One of Barcelona’s most impressive architectural feats and renowned for its spectacularly ornate interiors, the Palau de la Música Catalana is one of the city’s most popular concert halls. Built in 1908 by Catalan art nouveau architect Lluís Domènech i Montaner, the venue hosts a range of traditional Catalan folk music performances.
A striking redbrick façade marks the entrance to the Palau de la Música Catalana, which also boasts an ornamental balcony, intricate mosaics, and colorful pillars. The interiors are even more impressive, with a lavishly decorated auditorium centered around an eye-catching stained-glass skylight.

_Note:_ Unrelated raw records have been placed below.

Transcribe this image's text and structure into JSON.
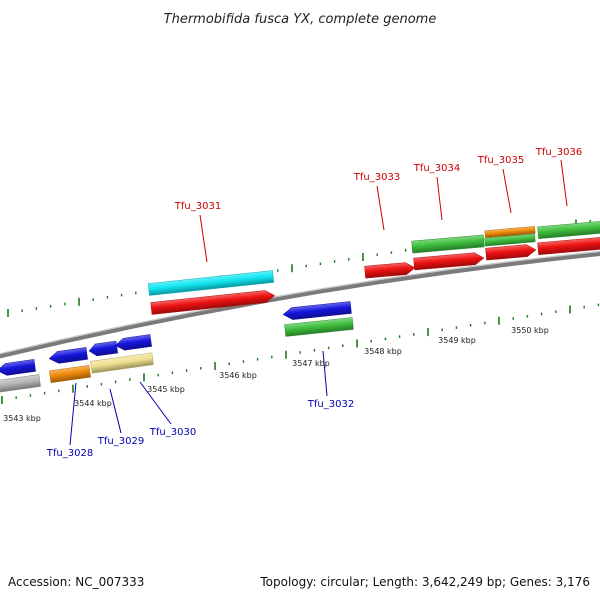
{
  "title": "Thermobifida fusca YX, complete genome",
  "footer": {
    "accession": "Accession: NC_007333",
    "summary": "Topology: circular; Length: 3,642,249 bp; Genes: 3,176"
  },
  "colors": {
    "forward_label": "#cc0000",
    "reverse_label": "#0000b0",
    "backbone": "#7a7a7a",
    "tick": "#1d7a1d",
    "red": "#ee1111",
    "green": "#3dbf3d",
    "blue": "#1515dd",
    "cyan": "#11e6f2",
    "orange": "#f08a0a",
    "khaki": "#efe08e",
    "gray": "#b5b5b5"
  },
  "scale_labels": [
    "3543 kbp",
    "3544 kbp",
    "3545 kbp",
    "3546 kbp",
    "3547 kbp",
    "3548 kbp",
    "3549 kbp",
    "3550 kbp"
  ],
  "genes": [
    {
      "label": "Tfu_3028",
      "strand": "reverse"
    },
    {
      "label": "Tfu_3029",
      "strand": "reverse"
    },
    {
      "label": "Tfu_3030",
      "strand": "reverse"
    },
    {
      "label": "Tfu_3031",
      "strand": "forward"
    },
    {
      "label": "Tfu_3032",
      "strand": "reverse"
    },
    {
      "label": "Tfu_3033",
      "strand": "forward"
    },
    {
      "label": "Tfu_3034",
      "strand": "forward"
    },
    {
      "label": "Tfu_3035",
      "strand": "forward"
    },
    {
      "label": "Tfu_3036",
      "strand": "forward"
    }
  ]
}
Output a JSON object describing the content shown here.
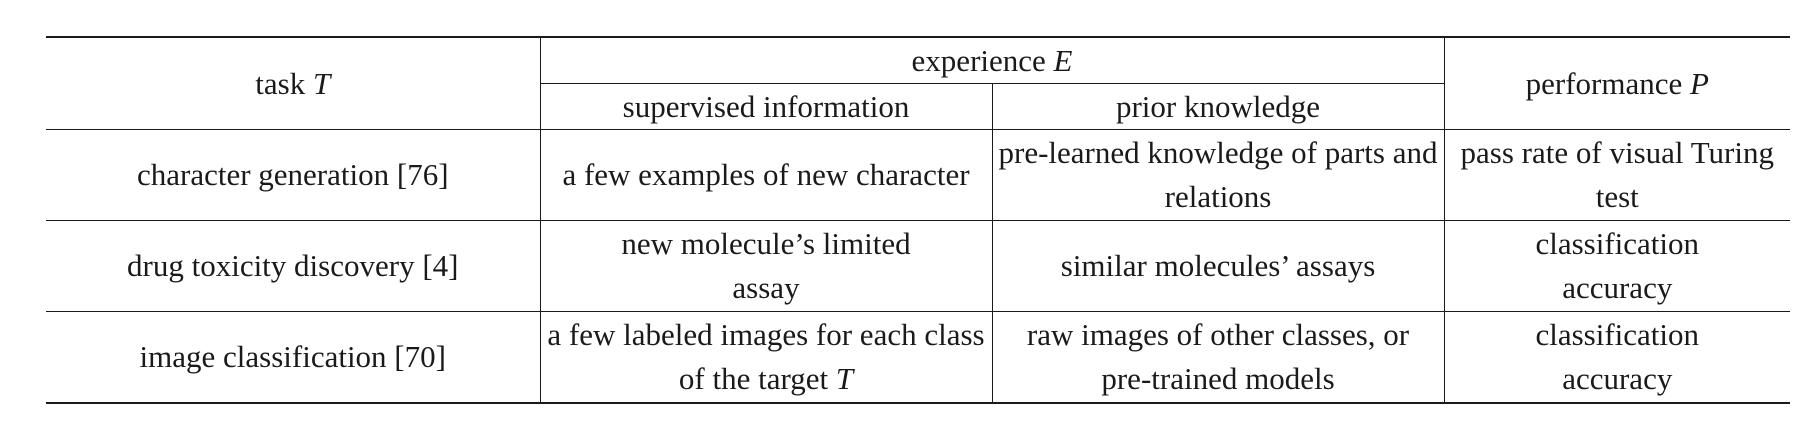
{
  "header": {
    "task_label": "task",
    "task_symbol": "T",
    "experience_label": "experience",
    "experience_symbol": "E",
    "supervised_label": "supervised information",
    "prior_label": "prior knowledge",
    "performance_label": "performance",
    "performance_symbol": "P"
  },
  "rows": [
    {
      "task": "character generation [76]",
      "supervised_text": "a few examples of new character",
      "supervised_symbol": "",
      "prior": "pre-learned knowledge of parts and relations",
      "performance": "pass rate of visual Turing test"
    },
    {
      "task": "drug toxicity discovery [4]",
      "supervised_text": "new molecule’s limited assay",
      "supervised_symbol": "",
      "prior": "similar molecules’ assays",
      "performance": "classification accuracy"
    },
    {
      "task": "image classification [70]",
      "supervised_text": "a few labeled images for each class of the target",
      "supervised_symbol": "T",
      "prior": "raw images of other classes, or pre-trained models",
      "performance": "classification accuracy"
    }
  ]
}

Declared a UNESCO World Heritage Site in 1997, the concert hall features décor by some of Spain’s most prominent Catalan architects.

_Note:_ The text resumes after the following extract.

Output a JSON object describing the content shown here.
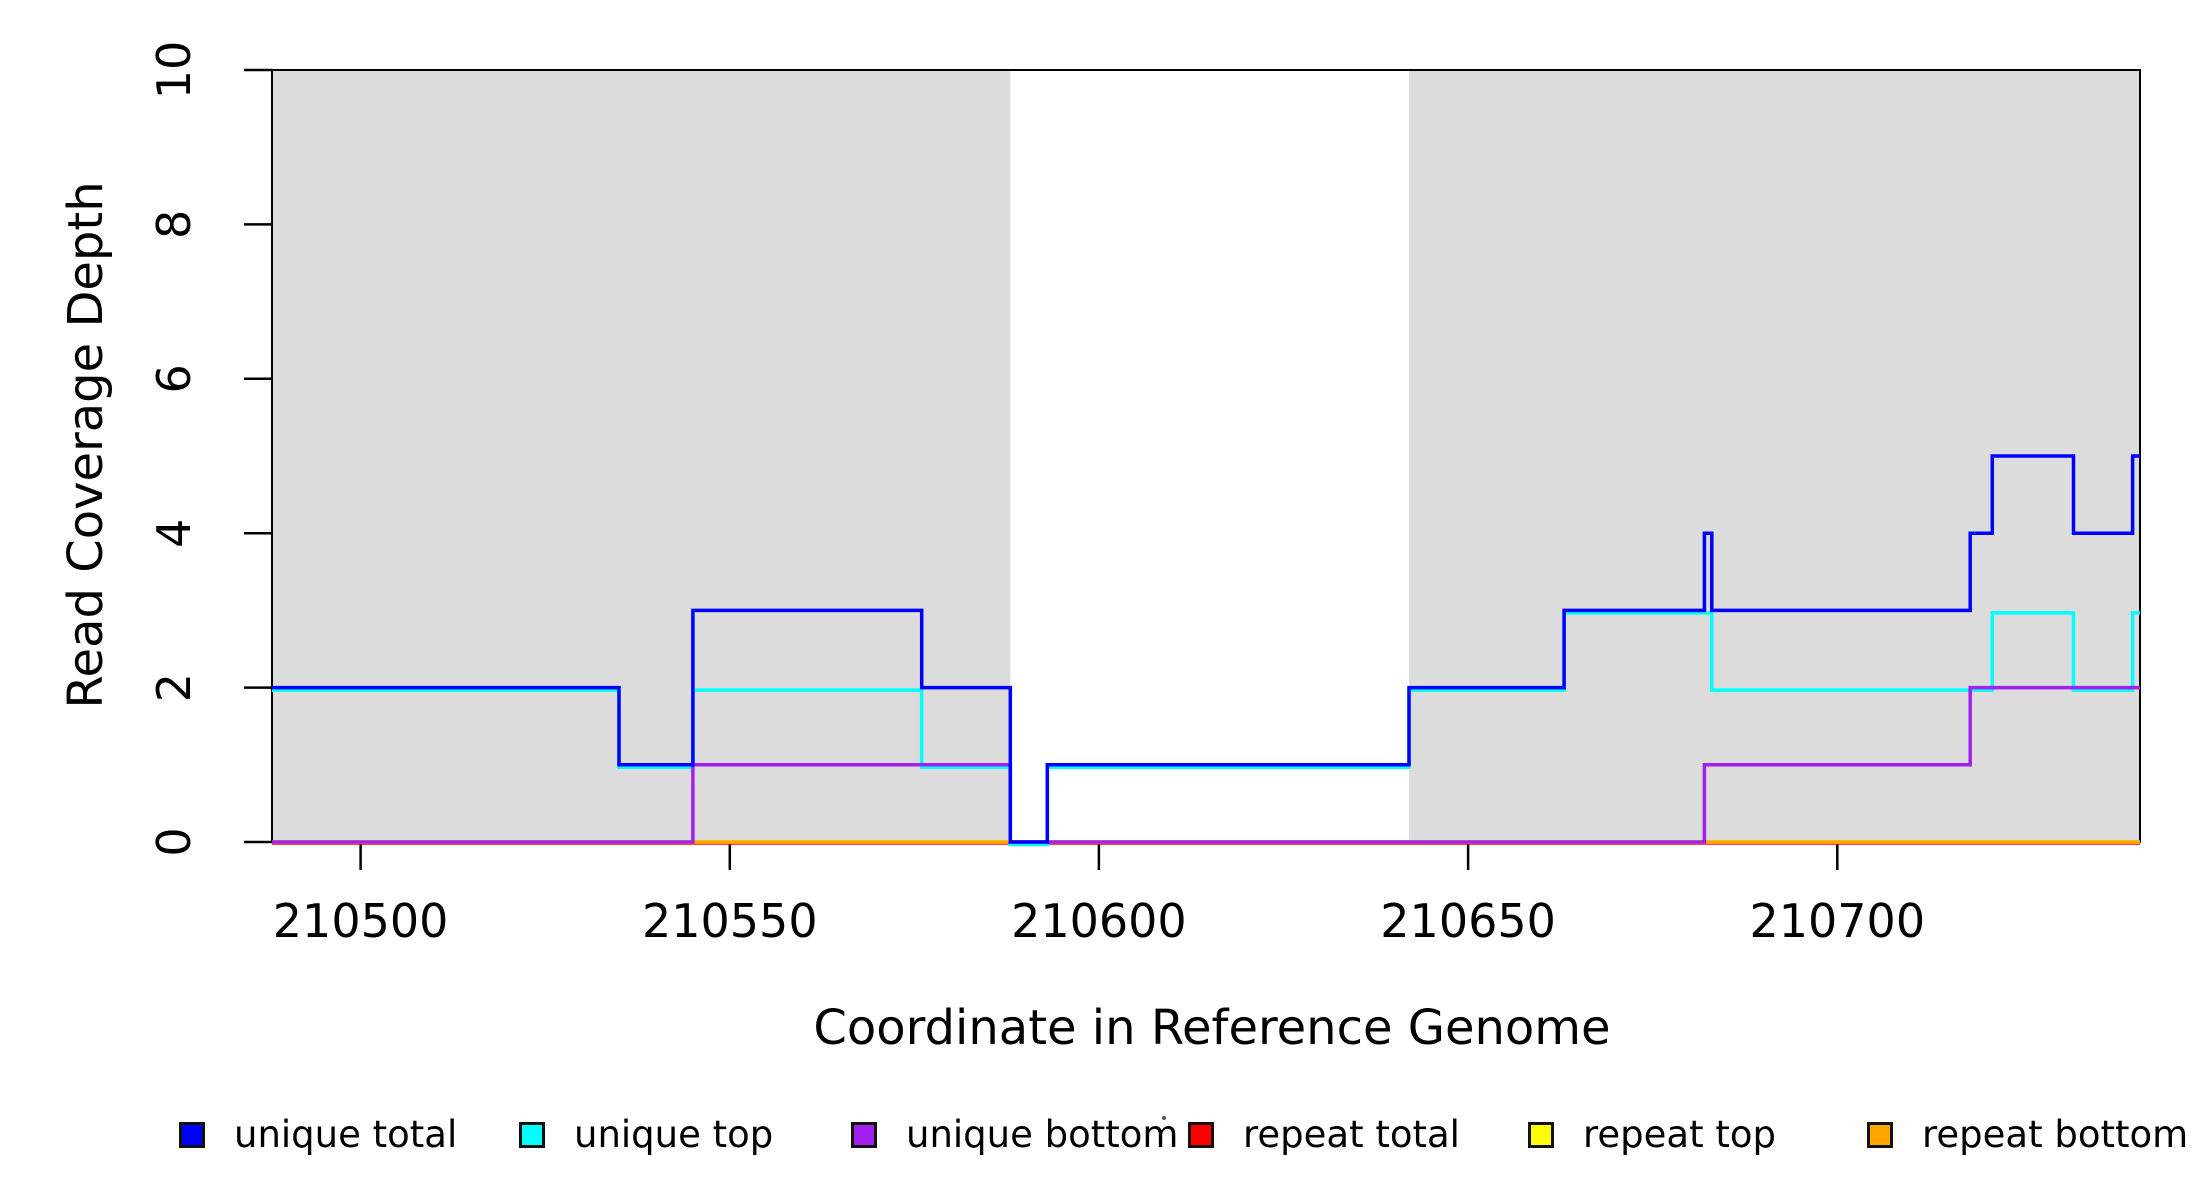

Although not renowned for its acoustics, the Palau provides a suitably glittering backdrop to musical performances, making attending a concert here a rich audio-visual experience. The 2,000-seat auditorium regularly sells out, so book tickets well in advance or opt for a guided tour to fully appreciate the architecture. Tours of the concert hall can be combined with an opera or flamenco performance at the nearby Teatre Paliorama.
Things to Know Before You Go
- The Palau de la Música Catalana is a must-see for architecture buffs and music lovers.
- Choose between a live performance or guided tour of the concert hall; guided tours last about 55 minutes.
- Be sure to book tickets ahead of time to avoid disappointment.
- Photography of any kind is prohibited during concerts.
- The Palau de la Música Catalana is wheelchair accessible.
How to Get There
The music hall is well connected to public transportation. Take the Barcelona Metro to Urquinaona, or take buses V15, V17, or 45 to the venue.
When to Get There
The palace is open daily throughout the year, with tours every half hour except during scheduled performances. Tours and concerts tend to sell out early, particularly during the summer high season (June to August).
A Modernist Architecture Tour of Barcelona
The Palau de la Música Catalana is one of many modernist monuments in Barcelona—perhaps the most famous not built by Antoni Gaudi. To get a feel for the work of this period, make sure to visit Josep Puig i Cadafalch’s Casa Amatller, as well as Gaudi’s iconic Sagrada Familia, Park Güell, Casa Batllo, and Casa Mila.